L’UE fait pression sur Israël pour qu’il cesse la colonisation alors que les violences des colons contre les enfants s’intensifient

L’Union européenne a renouvelé son appel à Israël pour qu’il cesse l’expansion des colonies en Cisjordanie occupée, avertissant que la poursuite des constructions et la violence des colons, y compris les attaques contre des enfants palestiniens, poussent la région vers une instabilité accrue.

La déclaration de l’UE est intervenue alors que des rapports faisaient état d’attaques de colons israéliens contre des enfants palestiniens en Cisjordanie, ajoutant de l’urgence à une poussée diplomatique croissante au sein du bloc pour imposer des mesures plus sévères à Israël concernant sa politique de colonisation.

La pression monte au sein de l’UE pour sanctionner directement Israël en raison de ses colonies illégales. En mai, les ministres des Affaires étrangères de l’UE ont formellement approuvé des sanctions contre des colons israéliens pour des attaques contre des Palestiniens en Cisjordanie, après que des mois d’opposition hongroise se soient dissipés suite à un changement de gouvernement à Budapest.

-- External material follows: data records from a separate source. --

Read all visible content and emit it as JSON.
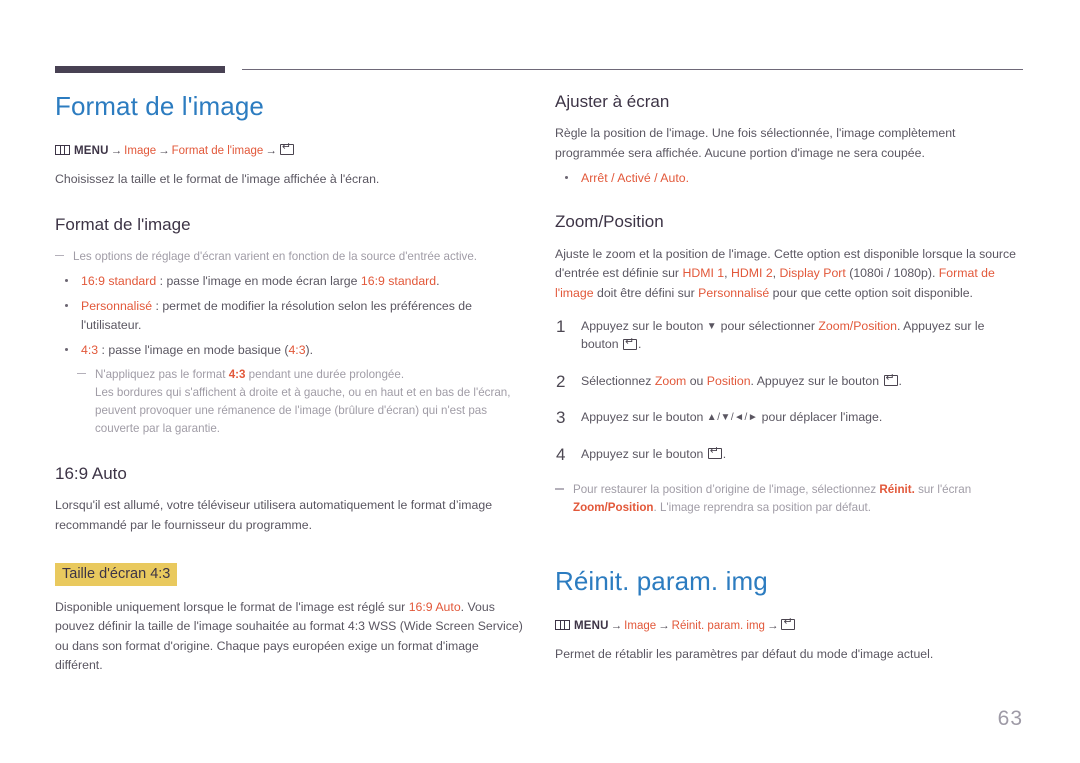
{
  "page": {
    "number": "63"
  },
  "left": {
    "title": "Format de l'image",
    "breadcrumb": {
      "menu": "MENU",
      "arrow": "→",
      "item1": "Image",
      "item2": "Format de l'image"
    },
    "lead": "Choisissez la taille et le format de l'image affichée à l'écran.",
    "section1": {
      "heading": "Format de l'image",
      "note": "Les options de réglage d'écran varient en fonction de la source d'entrée active.",
      "bullets": [
        {
          "term": "16:9 standard",
          "sep": " : ",
          "text_before": "passe l'image en mode écran large ",
          "accent2": "16:9 standard",
          "text_after": "."
        },
        {
          "term": "Personnalisé",
          "sep": " : ",
          "text_before": "permet de modifier la résolution selon les préférences de l'utilisateur.",
          "accent2": "",
          "text_after": ""
        },
        {
          "term": "4:3",
          "sep": " : ",
          "text_before": "passe l'image en mode basique (",
          "accent2": "4:3",
          "text_after": ")."
        }
      ],
      "subnote_part1": "N'appliquez pas le format ",
      "subnote_accent": "4:3",
      "subnote_part2": " pendant une durée prolongée.",
      "subnote_line2": "Les bordures qui s'affichent à droite et à gauche, ou en haut et en bas de l'écran, peuvent provoquer une rémanence de l'image (brûlure d'écran) qui n'est pas couverte par la garantie."
    },
    "section2": {
      "heading": "16:9 Auto",
      "body": "Lorsqu'il est allumé, votre téléviseur utilisera automatiquement le format d’image recommandé par le fournisseur du programme.",
      "highlight_heading": "Taille d'écran 4:3",
      "body2_part1": "Disponible uniquement lorsque le format de l'image est réglé sur ",
      "body2_accent": "16:9 Auto",
      "body2_part2": ". Vous pouvez définir la taille de l'image souhaitée au format 4:3 WSS (Wide Screen Service) ou dans son format d'origine. Chaque pays européen exige un format d'image différent."
    }
  },
  "right": {
    "section1": {
      "heading": "Ajuster à écran",
      "body": "Règle la position de l'image. Une fois sélectionnée, l'image complètement programmée sera affichée. Aucune portion d'image ne sera coupée.",
      "options": "Arrêt / Activé / Auto."
    },
    "section2": {
      "heading": "Zoom/Position",
      "intro_p1": "Ajuste le zoom et la position de l'image. Cette option est disponible lorsque la source d'entrée est définie sur ",
      "intro_a1": "HDMI 1",
      "intro_p2": ", ",
      "intro_a2": "HDMI 2",
      "intro_p3": ", ",
      "intro_a3": "Display Port",
      "intro_p4": " (1080i / 1080p). ",
      "intro_a4": "Format de l'image",
      "intro_p5": " doit être défini sur ",
      "intro_a5": "Personnalisé",
      "intro_p6": " pour que cette option soit disponible.",
      "steps": [
        {
          "num": "1",
          "p1": "Appuyez sur le bouton ",
          "glyph": "▼",
          "p2": " pour sélectionner ",
          "accent": "Zoom/Position",
          "p3": ". Appuyez sur le bouton ",
          "p4": "."
        },
        {
          "num": "2",
          "p1": "Sélectionnez ",
          "glyph": "",
          "accent": "Zoom",
          "p2": " ou ",
          "accent2": "Position",
          "p3": ". Appuyez sur le bouton ",
          "p4": "."
        },
        {
          "num": "3",
          "p1": "Appuyez sur le bouton ",
          "glyph": "▲/▼/◄/►",
          "p2": " pour déplacer l'image.",
          "p3": "",
          "p4": ""
        },
        {
          "num": "4",
          "p1": "Appuyez sur le bouton ",
          "glyph": "",
          "p2": "",
          "p3": "",
          "p4": "."
        }
      ],
      "note_p1": "Pour restaurer la position d’origine de l'image, sélectionnez ",
      "note_a1": "Réinit.",
      "note_p2": " sur l'écran ",
      "note_a2": "Zoom/Position",
      "note_p3": ". L'image reprendra sa position par défaut."
    },
    "section3": {
      "title": "Réinit. param. img",
      "breadcrumb": {
        "menu": "MENU",
        "arrow": "→",
        "item1": "Image",
        "item2": "Réinit. param. img"
      },
      "body": "Permet de rétablir les paramètres par défaut du mode d'image actuel."
    }
  }
}
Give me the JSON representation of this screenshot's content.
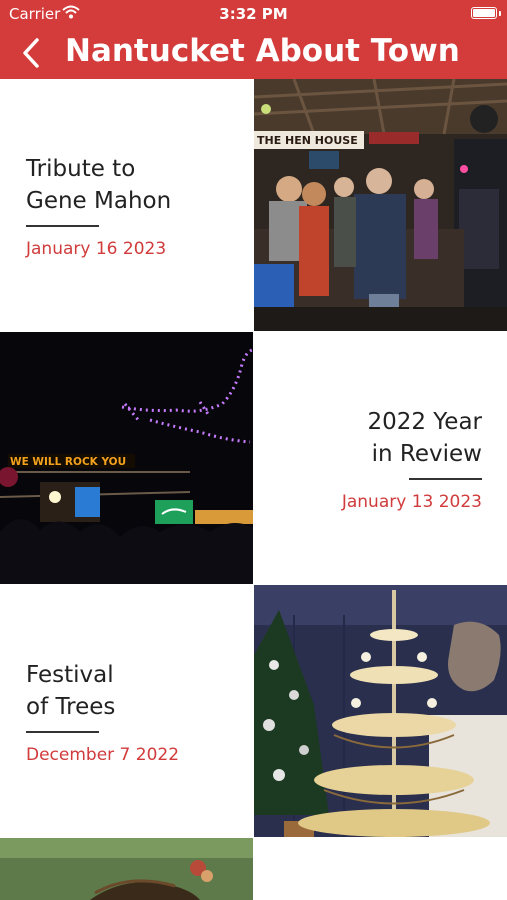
{
  "status_bar": {
    "carrier": "Carrier",
    "time": "3:32 PM"
  },
  "nav": {
    "title": "Nantucket About Town",
    "back_icon": "chevron-left-icon"
  },
  "colors": {
    "brand": "#d43b3b",
    "date": "#d13b3b"
  },
  "articles": [
    {
      "title_line1": "Tribute to",
      "title_line2": "Gene Mahon",
      "date": "January 16 2023",
      "photo_sign": "THE HEN HOUSE"
    },
    {
      "title_line1": "2022 Year",
      "title_line2": "in Review",
      "date": "January 13 2023",
      "photo_sign": "WE WILL ROCK YOU"
    },
    {
      "title_line1": "Festival",
      "title_line2": "of Trees",
      "date": "December 7 2022"
    }
  ]
}
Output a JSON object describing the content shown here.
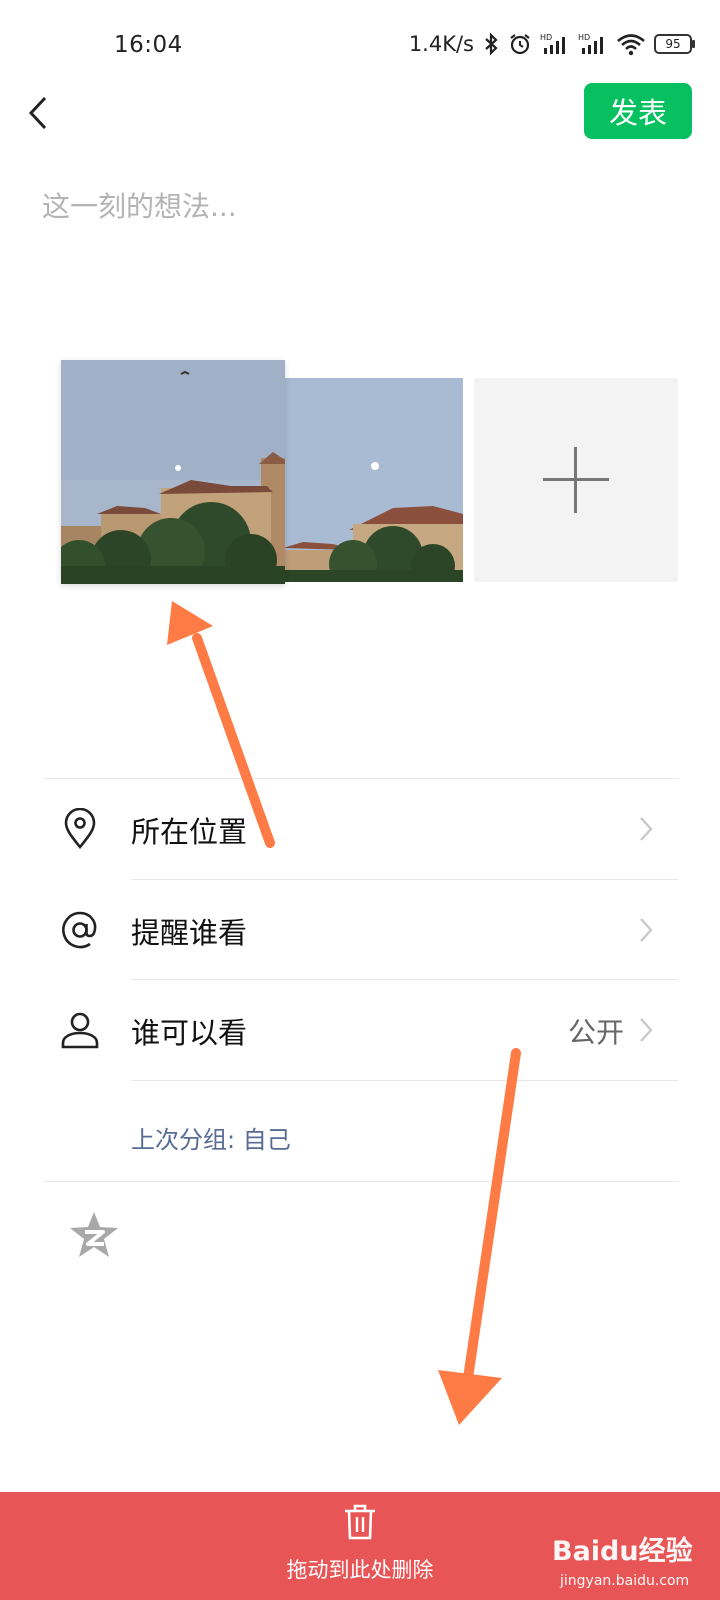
{
  "status_bar": {
    "time": "16:04",
    "network_speed": "1.4K/s",
    "battery": "95",
    "icons": [
      "bluetooth-icon",
      "alarm-icon",
      "signal-hd-icon",
      "signal-hd-icon",
      "wifi-icon",
      "battery-icon"
    ]
  },
  "header": {
    "publish_label": "发表"
  },
  "composer": {
    "placeholder": "这一刻的想法..."
  },
  "options": {
    "location_label": "所在位置",
    "mention_label": "提醒谁看",
    "visibility_label": "谁可以看",
    "visibility_value": "公开",
    "last_group": "上次分组: 自己"
  },
  "delete_bar": {
    "label": "拖动到此处删除"
  },
  "watermark": {
    "brand": "Baidu经验",
    "url": "jingyan.baidu.com"
  },
  "colors": {
    "publish_green": "#07c160",
    "delete_red": "#e85556",
    "link_blue": "#576b95",
    "annotation_arrow": "#ff7b45"
  }
}
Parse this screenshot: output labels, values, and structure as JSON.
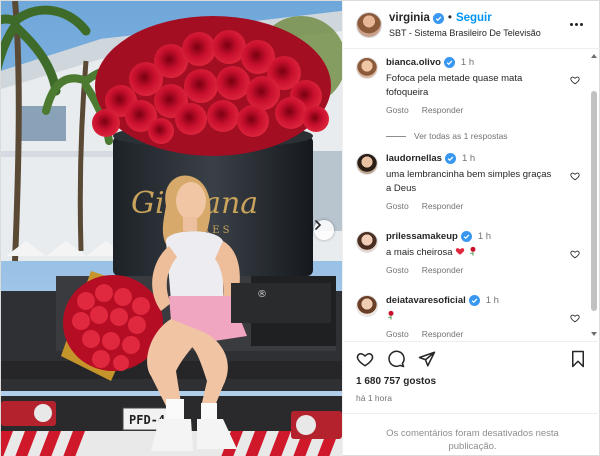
{
  "header": {
    "username": "virginia",
    "separator": "•",
    "follow_label": "Seguir",
    "subtitle": "SBT - Sistema Brasileiro De Televisão"
  },
  "comments": [
    {
      "username": "bianca.olivo",
      "verified": true,
      "time": "1 h",
      "text": "Fofoca pela metade quase mata fofoqueira",
      "like_label": "Gosto",
      "reply_label": "Responder",
      "view_replies": "Ver todas as 1 respostas"
    },
    {
      "username": "laudornellas",
      "verified": true,
      "time": "1 h",
      "text": "uma lembrancinha bem simples graças a Deus",
      "like_label": "Gosto",
      "reply_label": "Responder"
    },
    {
      "username": "prilessamakeup",
      "verified": true,
      "time": "1 h",
      "text": "a mais cheirosa",
      "like_label": "Gosto",
      "reply_label": "Responder"
    },
    {
      "username": "deiatavaresoficial",
      "verified": true,
      "time": "1 h",
      "text": "",
      "like_label": "Gosto",
      "reply_label": "Responder"
    }
  ],
  "likes": "1 680 757 gostos",
  "time_ago": "há 1 hora",
  "comments_disabled": "Os comentários foram desativados nesta publicação.",
  "photo": {
    "truck_sign": "Giuliana",
    "truck_sign_small": "FLORES",
    "plate": "PFD-4"
  },
  "colors": {
    "accent": "#0095f6",
    "verified": "#3897f0",
    "rose_red": "#c8102e",
    "heart_red": "#ed4956"
  },
  "icons": [
    "verified-icon",
    "more-options-icon",
    "heart-icon",
    "comment-icon",
    "share-icon",
    "bookmark-icon",
    "chevron-right-icon"
  ]
}
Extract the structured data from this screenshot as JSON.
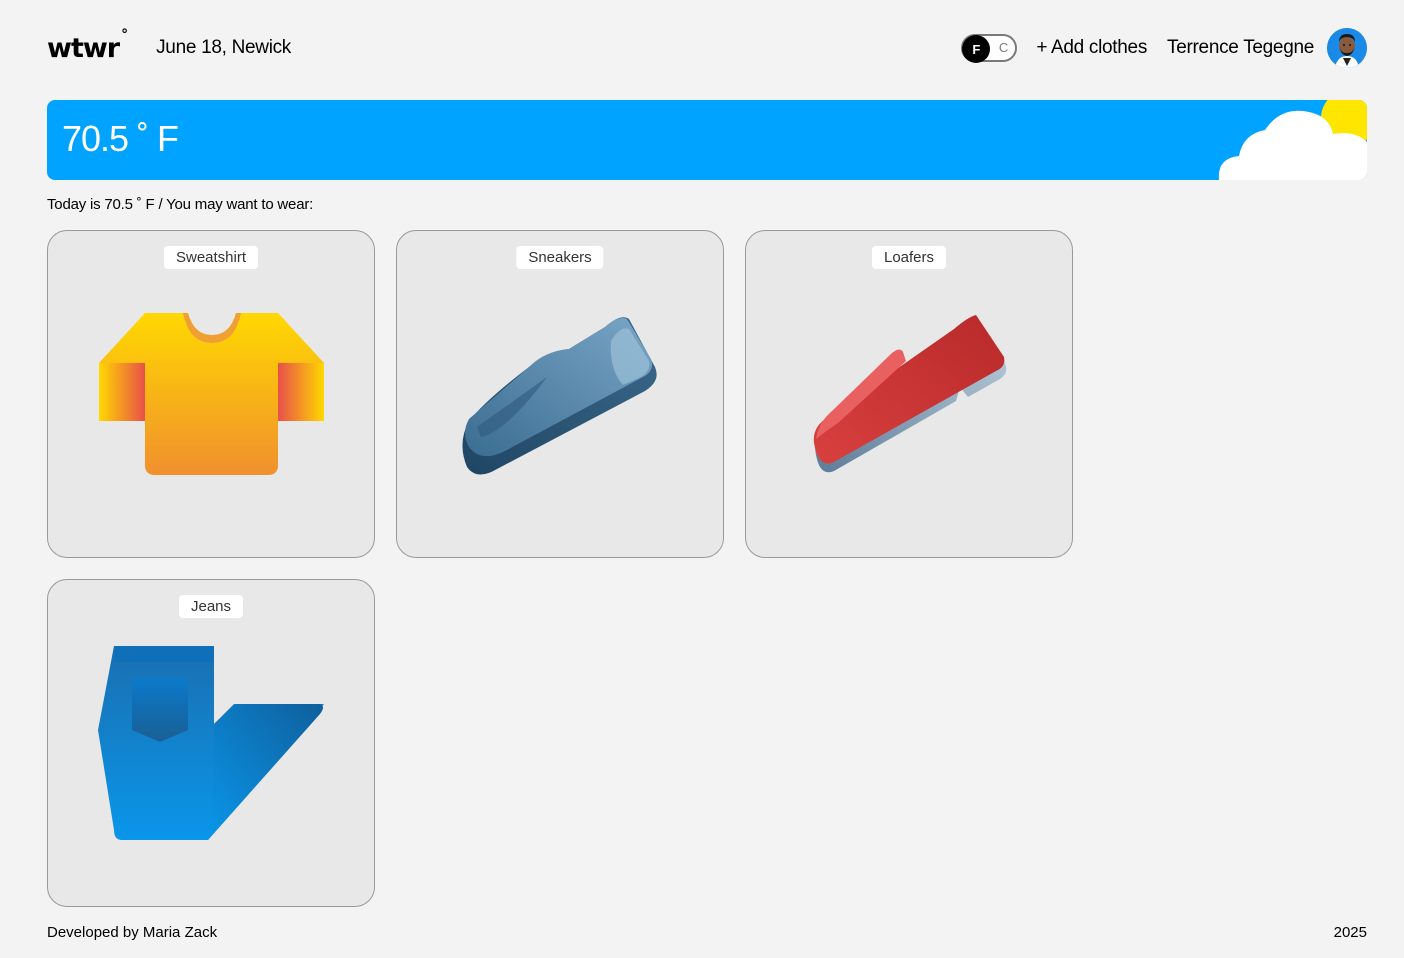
{
  "header": {
    "logo": "wtwr",
    "logo_mark": "°",
    "date_location": "June 18, Newick",
    "unit_toggle": {
      "active": "F",
      "inactive": "C"
    },
    "add_clothes": "+ Add clothes",
    "user_name": "Terrence Tegegne"
  },
  "weather": {
    "temperature": "70.5 ˚ F",
    "condition_icons": [
      "sun-icon",
      "cloud-icon"
    ],
    "banner_color": "#00a3ff"
  },
  "recommendation": "Today is 70.5 ˚ F / You may want to wear:",
  "items": [
    {
      "label": "Sweatshirt",
      "icon": "sweatshirt-icon"
    },
    {
      "label": "Sneakers",
      "icon": "sneaker-icon"
    },
    {
      "label": "Loafers",
      "icon": "loafer-icon"
    },
    {
      "label": "Jeans",
      "icon": "jeans-icon"
    }
  ],
  "footer": {
    "credit": "Developed by Maria Zack",
    "year": "2025"
  }
}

« Les ministres des Affaires étrangères de l’UE viennent de donner le feu vert pour sanctionner les colons israéliens pour violence contre les Palestiniens », a écrit la chef de la diplomatie européenne Kaja Kallas après la décision. « Ils ont également approuvé de nouvelles sanctions contre les principales figures du Hamas. Il était temps de passer de l’impasse à l’action. Les extrémismes et la violence ont des conséquences. »

Le ministre français des Affaires étrangères Jean-Noël Barrot a adopté un ton tout aussi ferme. « L’Union européenne sanctionne aujourd’hui les principales organisations israéliennes reconnues coupables de soutenir la colonisation extrémiste et violente de la Cisjordanie, ainsi que leurs dirigeants », a-t-il déclaré.

Ces sanctions visaient des individus liés à la violence, mais plusieurs pays membres poussent déjà pour des mesures plus sévères. La France et la Suède soutiennent des restrictions sur le commerce avec les colonies, tandis que des propositions plus larges comme la suspension de l’accord d’association UE-Israël restent profondément divisives au sein du bloc.

Kallas a indiqué qu’il y avait eu « un appel de nombreux États membres à aller de l’avant » sur les restrictions commerciales avec les colonies, et que la Commission travaillerait à présenter des propositions.

L’urgence est alimentée par l’accélération de l’expansion des colonies. Sous la coalition du Premier ministre Benjamin Netanyahu, la plus à droite de l’histoire israélienne, avec des colons occupant des postes clés, l’expansion a été démultipliée. Les terres saisies via des avant-postes non autorisés ont plus que doublé depuis le début de la guerre à Gaza, selon l’organisation de surveillance des colonies Kerem Navot.

Environ 500 000 Israéliens vivent désormais dans les colonies de Cisjordanie. La communauté internationale considère en grande partie leur présence comme illégale au regard du droit international. Les Palestiniens affirment que l’expansion des avant-postes réduit leur accès aux terres, et la violence des colons a grimpé en flèche depuis le début de la guerre.

Le Canada a signalé qu’il envisageait également des actions supplémentaires. La ministre des Affaires étrangères Anita Anand, qui a participé au Conseil des affaires étrangères de l’UE, a déclaré aux journalistes qu’Ottawa « envisage des actions supplémentaires que nous pourrions prendre » contre les colons.

Le renouvellement de l’appel de l’UE intervient alors que le levier du bloc sur Israël reste limité. Les colonies continuent de s’étendre, la violence se poursuit et la machinerie diplomatique produit des déclarations. Que cette fois-ci soit différente, que l’UE puisse passer de l’appel à l’arrêt à l’imposition de celui-ci, reste à voir.